Cell membrane engineering is emerging as a premier approach for cell augmentation, as it can be used to rapidly provide additional cell functionality, including immunoevasion, adhesion and homing. However, there are few examples where cell membrane modifications have been used to drive in situ scaffold formation.
In a new study, scientists at the University of Bristol modified the membrane of human mesenchymal stem cells (hMSCs) with an enzyme, known as thrombin, which is involved in the wound healing process.
At the point when the modified cells were set in a solution containing the blood protein fibrinogen, they automatically welded together through the development of a natural hydrogel from the surface of the cells. The specialists have additionally demonstrated that the resultant 3D cell structures could be utilized for tissue engineering.
The method involves the synthesis of supercationic thrombin-polymer surfactant complexes that spontaneously bind the plasma membrane of hMSCs and drive in situ fibrin hydrogel nucleation and growth. The resulting self-supporting hydrogel constructs support high levels of metabolic activity and provide a matrix for adipogenic and osteogenic differentiation.
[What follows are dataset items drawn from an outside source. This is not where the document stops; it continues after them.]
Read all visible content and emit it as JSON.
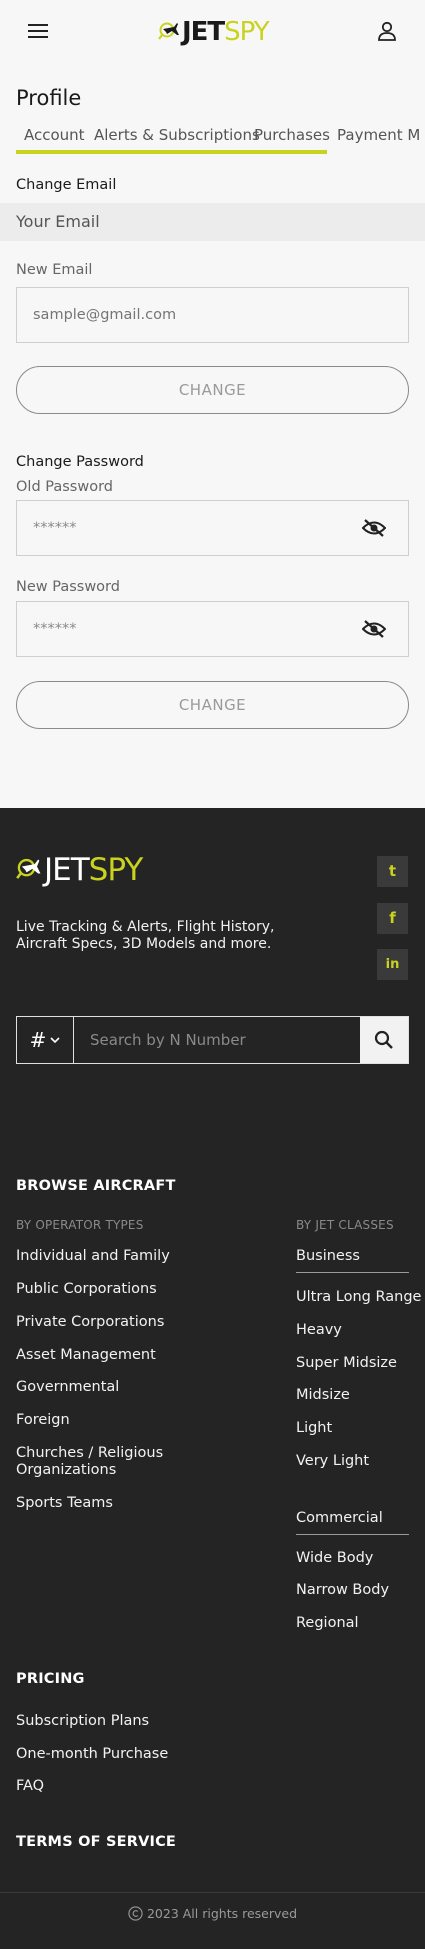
{
  "brand": {
    "jet": "JET",
    "spy": "SPY"
  },
  "profile": {
    "title": "Profile",
    "tabs": [
      "Account",
      "Alerts & Subscriptions",
      "Purchases",
      "Payment M"
    ],
    "email": {
      "section_label": "Change Email",
      "current_value": "Your Email",
      "new_label": "New Email",
      "new_placeholder": "sample@gmail.com",
      "button": "CHANGE"
    },
    "password": {
      "section_label": "Change Password",
      "old_label": "Old Password",
      "old_value": "******",
      "new_label": "New Password",
      "new_value": "******",
      "button": "CHANGE"
    }
  },
  "footer": {
    "tagline": "Live Tracking & Alerts, Flight History, Aircraft Specs, 3D Models and more.",
    "social": [
      {
        "icon": "twitter-icon",
        "glyph": "t"
      },
      {
        "icon": "facebook-icon",
        "glyph": "f"
      },
      {
        "icon": "linkedin-icon",
        "glyph": "in"
      }
    ],
    "search": {
      "type_glyph": "#",
      "placeholder": "Search by N Number"
    },
    "browse_heading": "BROWSE AIRCRAFT",
    "operator_types": {
      "label": "BY OPERATOR TYPES",
      "items": [
        "Individual and Family",
        "Public Corporations",
        "Private Corporations",
        "Asset Management",
        "Governmental",
        "Foreign",
        "Churches / Religious Organizations",
        "Sports Teams"
      ]
    },
    "jet_classes": {
      "label": "BY JET CLASSES",
      "business_header": "Business",
      "business_items": [
        "Ultra Long Range",
        "Heavy",
        "Super Midsize",
        "Midsize",
        "Light",
        "Very Light"
      ],
      "commercial_header": "Commercial",
      "commercial_items": [
        "Wide Body",
        "Narrow Body",
        "Regional"
      ]
    },
    "pricing": {
      "heading": "PRICING",
      "items": [
        "Subscription Plans",
        "One-month Purchase",
        "FAQ"
      ]
    },
    "terms": "TERMS OF SERVICE",
    "copyright": "2023 All rights reserved"
  },
  "colors": {
    "accent": "#c9d31f",
    "footer_bg": "#242424",
    "page_bg": "#f7f7f7"
  }
}
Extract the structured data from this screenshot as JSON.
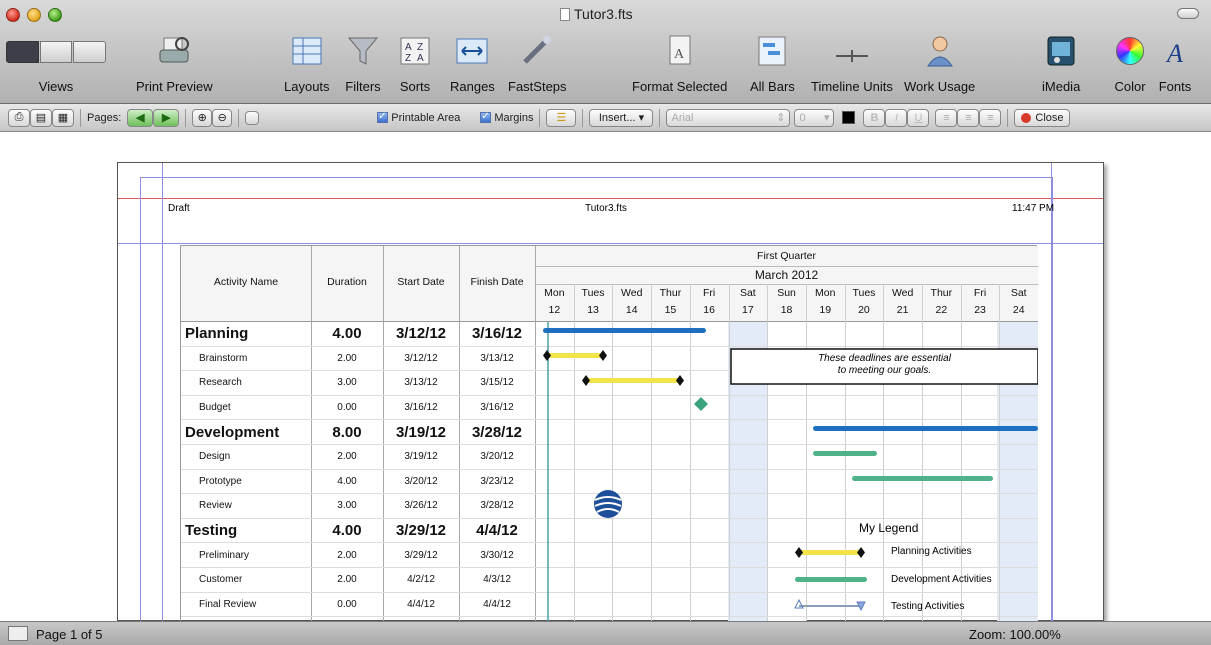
{
  "window": {
    "title": "Tutor3.fts"
  },
  "toolbar": {
    "views": "Views",
    "print_preview": "Print Preview",
    "layouts": "Layouts",
    "filters": "Filters",
    "sorts": "Sorts",
    "ranges": "Ranges",
    "faststeps": "FastSteps",
    "format_selected": "Format Selected",
    "all_bars": "All Bars",
    "timeline_units": "Timeline Units",
    "work_usage": "Work Usage",
    "imedia": "iMedia",
    "color": "Color",
    "fonts": "Fonts"
  },
  "format_bar": {
    "pages_label": "Pages:",
    "printable_area": "Printable Area",
    "margins": "Margins",
    "insert": "Insert...",
    "font": "Arial",
    "font_size": "0",
    "close": "Close",
    "bold": "B",
    "italic": "I",
    "underline": "U"
  },
  "page_header": {
    "left": "Draft",
    "center": "Tutor3.fts",
    "right": "11:47 PM"
  },
  "table": {
    "columns": {
      "name": "Activity Name",
      "duration": "Duration",
      "start": "Start Date",
      "finish": "Finish Date"
    },
    "timescale": {
      "top": "First Quarter",
      "month": "March 2012",
      "days": [
        {
          "d": "Mon",
          "n": "12"
        },
        {
          "d": "Tues",
          "n": "13"
        },
        {
          "d": "Wed",
          "n": "14"
        },
        {
          "d": "Thur",
          "n": "15"
        },
        {
          "d": "Fri",
          "n": "16"
        },
        {
          "d": "Sat",
          "n": "17"
        },
        {
          "d": "Sun",
          "n": "18"
        },
        {
          "d": "Mon",
          "n": "19"
        },
        {
          "d": "Tues",
          "n": "20"
        },
        {
          "d": "Wed",
          "n": "21"
        },
        {
          "d": "Thur",
          "n": "22"
        },
        {
          "d": "Fri",
          "n": "23"
        },
        {
          "d": "Sat",
          "n": "24"
        }
      ]
    },
    "rows": [
      {
        "name": "Planning",
        "dur": "4.00",
        "start": "3/12/12",
        "finish": "3/16/12",
        "group": true
      },
      {
        "name": "Brainstorm",
        "dur": "2.00",
        "start": "3/12/12",
        "finish": "3/13/12"
      },
      {
        "name": "Research",
        "dur": "3.00",
        "start": "3/13/12",
        "finish": "3/15/12"
      },
      {
        "name": "Budget",
        "dur": "0.00",
        "start": "3/16/12",
        "finish": "3/16/12"
      },
      {
        "name": "Development",
        "dur": "8.00",
        "start": "3/19/12",
        "finish": "3/28/12",
        "group": true
      },
      {
        "name": "Design",
        "dur": "2.00",
        "start": "3/19/12",
        "finish": "3/20/12"
      },
      {
        "name": "Prototype",
        "dur": "4.00",
        "start": "3/20/12",
        "finish": "3/23/12"
      },
      {
        "name": "Review",
        "dur": "3.00",
        "start": "3/26/12",
        "finish": "3/28/12"
      },
      {
        "name": "Testing",
        "dur": "4.00",
        "start": "3/29/12",
        "finish": "4/4/12",
        "group": true
      },
      {
        "name": "Preliminary",
        "dur": "2.00",
        "start": "3/29/12",
        "finish": "3/30/12"
      },
      {
        "name": "Customer",
        "dur": "2.00",
        "start": "4/2/12",
        "finish": "4/3/12"
      },
      {
        "name": "Final Review",
        "dur": "0.00",
        "start": "4/4/12",
        "finish": "4/4/12"
      }
    ]
  },
  "annotation": {
    "line1": "These deadlines are essential",
    "line2": "to meeting our goals."
  },
  "legend": {
    "title": "My Legend",
    "items": [
      "Planning Activities",
      "Development Activities",
      "Testing Activities"
    ]
  },
  "colors": {
    "planning_bar": "#f3e34a",
    "development_bar": "#4fb38a",
    "summary_bar": "#1f6fc0",
    "testing_bar": "#8aa0b8"
  },
  "statusbar": {
    "page": "Page 1 of 5",
    "zoom": "Zoom: 100.00%"
  }
}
Dr. Adam Perriman, Associate Professor in Biomaterials in the School of Cellular and Molecular Medicine, said: “One of the biggest challenges in cell therapies is the need to protect the cells from aggressive environments after transplantation. We have developed a completely new technology that allows cells to grow their own artificial extracellular matrix, enabling cells to protect themselves and allowing them to thrive after transplantation.”
The team’s findings could increase the possibilities in tissue engineering for chronic wound healing, especially because the process uses fibrinogen, which is abundant in blood.
The researcher’s new method of the conversion of natural enzymes into a membrane binding proteins could pave the way for the development of a wide range of new biotechnologies.
Dr. Perriman said, “We demonstrate that this cell functionalization methodology is facile and can be used to inject thrombin labeled GFP-expressing fibroblasts into an in vivo zebrafish skin wound model.”
The study is published in the journal Nature Communications.